As a solvent for catalyst ink for catalyst layer preparation using a hydrocarbon electrolyte as a binder when manufacturing MEA, a highly polar solvent such as N-methylpyrrolidone or dimethyl hydride having high solubility of hydrocarbon electrolyte Is used (for example, refer to Patent Document 1).
“Research and development of highly durable hydrocarbon electrolyte membranes for polymer electrolyte fuel cells”, New Energy and Industrial Technology Development Organization, March 2004 JP 2002-298855 A

  High polar solvents such as N-methylpyrrolidone and dimethyl sulfoxide have a high boiling point, so it is difficult to completely remove them when adsorbed on the platinum surface as an electrode catalyst, and the power generation performance of the battery may be reduced by poisoning the catalyst. was there.

  In addition, since a highly polar solvent has high solubility in a solid polymer electrolyte, forming a catalyst layer using this solvent increases the uniformity of the polymer electrolyte used as a binder, resulting in permeation of the reaction gas. There is a risk that the performance will be reduced. The platinum-supported carbon fine particles used as the electrode catalyst are present in the catalyst layer in a state of being encapsulated in a polymer electrolyte. Therefore, if a binder with low gas permeability is used, the reaction gas does not reach the catalyst, and the battery There was a possibility that the power generation performance would decrease.

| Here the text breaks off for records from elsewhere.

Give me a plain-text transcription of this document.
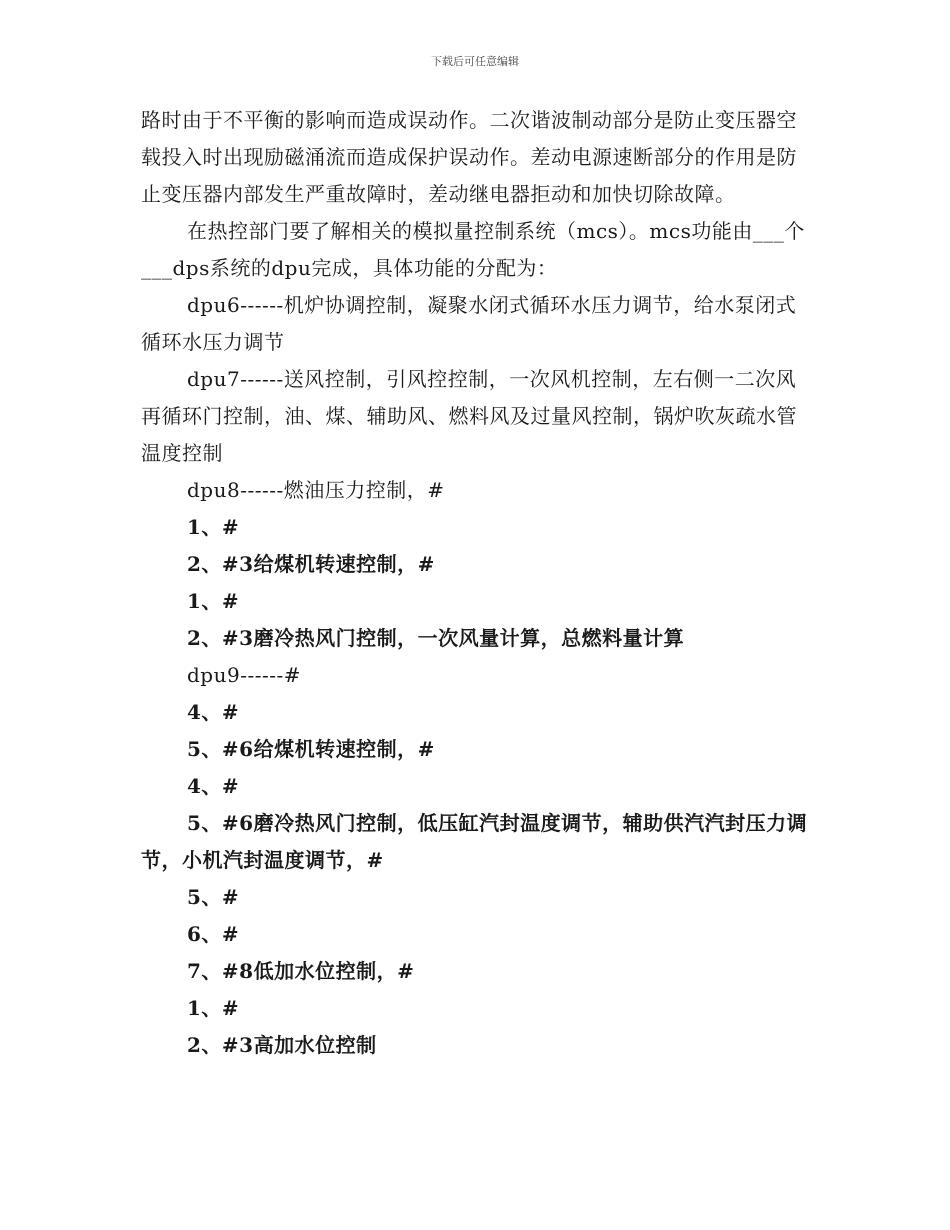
下载后可任意编辑

路时由于不平衡的影响而造成误动作。二次谐波制动部分是防止变压器空载投入时出现励磁涌流而造成保护误动作。差动电源速断部分的作用是防止变压器内部发生严重故障时，差动继电器拒动和加快切除故障。

在热控部门要了解相关的模拟量控制系统（mcs）。mcs功能由___个___dps系统的dpu完成，具体功能的分配为：

dpu6------机炉协调控制，凝聚水闭式循环水压力调节，给水泵闭式循环水压力调节

dpu7------送风控制，引风控控制，一次风机控制，左右侧一二次风再循环门控制，油、煤、辅助风、燃料风及过量风控制，锅炉吹灰疏水管温度控制

dpu8------燃油压力控制，#

1、#

2、#3给煤机转速控制，#

1、#

2、#3磨冷热风门控制，一次风量计算，总燃料量计算

dpu9------#

4、#

5、#6给煤机转速控制，#

4、#

5、#6磨冷热风门控制，低压缸汽封温度调节，辅助供汽汽封压力调节，小机汽封温度调节，#

5、#

6、#

7、#8低加水位控制，#

1、#

2、#3高加水位控制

  Accordingly, an object of the present invention is to provide an ink for a polymer electrolyte fuel cell electrode in which such problems are eliminated.

  Another object of the present invention is to provide a method for producing an ink for a polymer electrolyte fuel cell electrode, which has solved such problems.

  The present invention relates to a fuel cell catalyst ink comprising a mixed solvent of water and alcohol, a non-fluorine-based solid polymer electrolyte, and a catalyst.

  The present invention also includes a mixed solvent of water and alcohol, at least one electrolyte selected from the group consisting of a non-fluorine-based solid polymer electrolyte and a hydrocarbon-based solid polymer electrolyte, and a catalyst, The present invention relates to a catalyst ink for fuel cells, wherein the electrolyte is a solution or dispersion obtained by dissolving the electrolyte in a good solvent and then substituting with the mixed solvent.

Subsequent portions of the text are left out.